Since 2013, new average speed cameras have been installed on 137 miles of the country's road network. Last year alone saw 12 new systems installed, bringing the total to 50 across the country. There is now more than 250 miles of roads in the UK constantly patrolled by average speed cameras, according to the RAC Foundation.
Much of the increase can be explained by the efforts to cut down on accident rates on the A9 in Scotland. In 2014, the Scottish government equipped over 98 miles of the road with average speed cameras – the longest stretch in the UK. Their presence seems to be working, however, as Transport Scotland quoted the number of fatalities fell by 25 per cent in the first year the cameras were introduced.

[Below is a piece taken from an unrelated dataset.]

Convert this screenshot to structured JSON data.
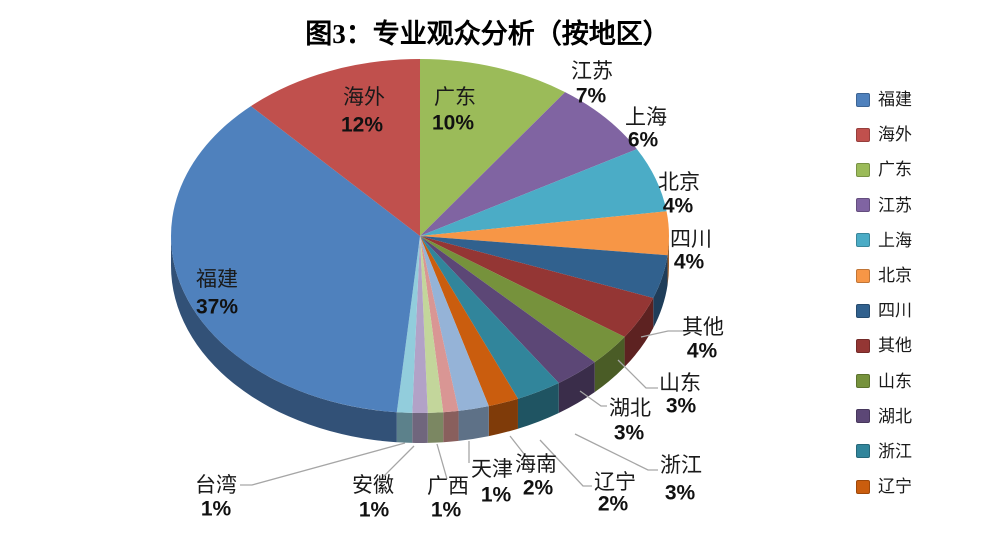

Another reason for their rising popularity is the falling costs of installing cameras. When average speed cameras were first introduced in 2000, it cost taxpayers £1.5million per mile to install. Today the costs have fallen to £100,000 per mile.
Richard Owen, from Road Safety Analytics, the company which carried out the research for the RAC Foundation, said: "Some of the old fixed speed cameras have been around for 25 years and they are based on 35mm film."
"They are coming to an end of their life so they're sometimes getting replaced with average speed camera systems."
Steve Gooding, director of the RAC Foundation, said: “Average speed cameras are becoming a more common fixture on Britain’s roads. Unsurprisingly, the indications are that compliance with the speed limit through stretches of road managed by average speed cameras is high, but the acid test is whether accident and casualty rates have also fallen.
“Rightly or wrongly many motorists perceive the current ‘spot’ speed cameras to be more about raising revenue for the Treasury than saving lives, but average speed cameras have greater potential to bring drivers on side. Clearly a high compliance rate means a very low penalty rate and hence both road safety and drivers' wallets could benefit from greater use of these systems in appropriate places.”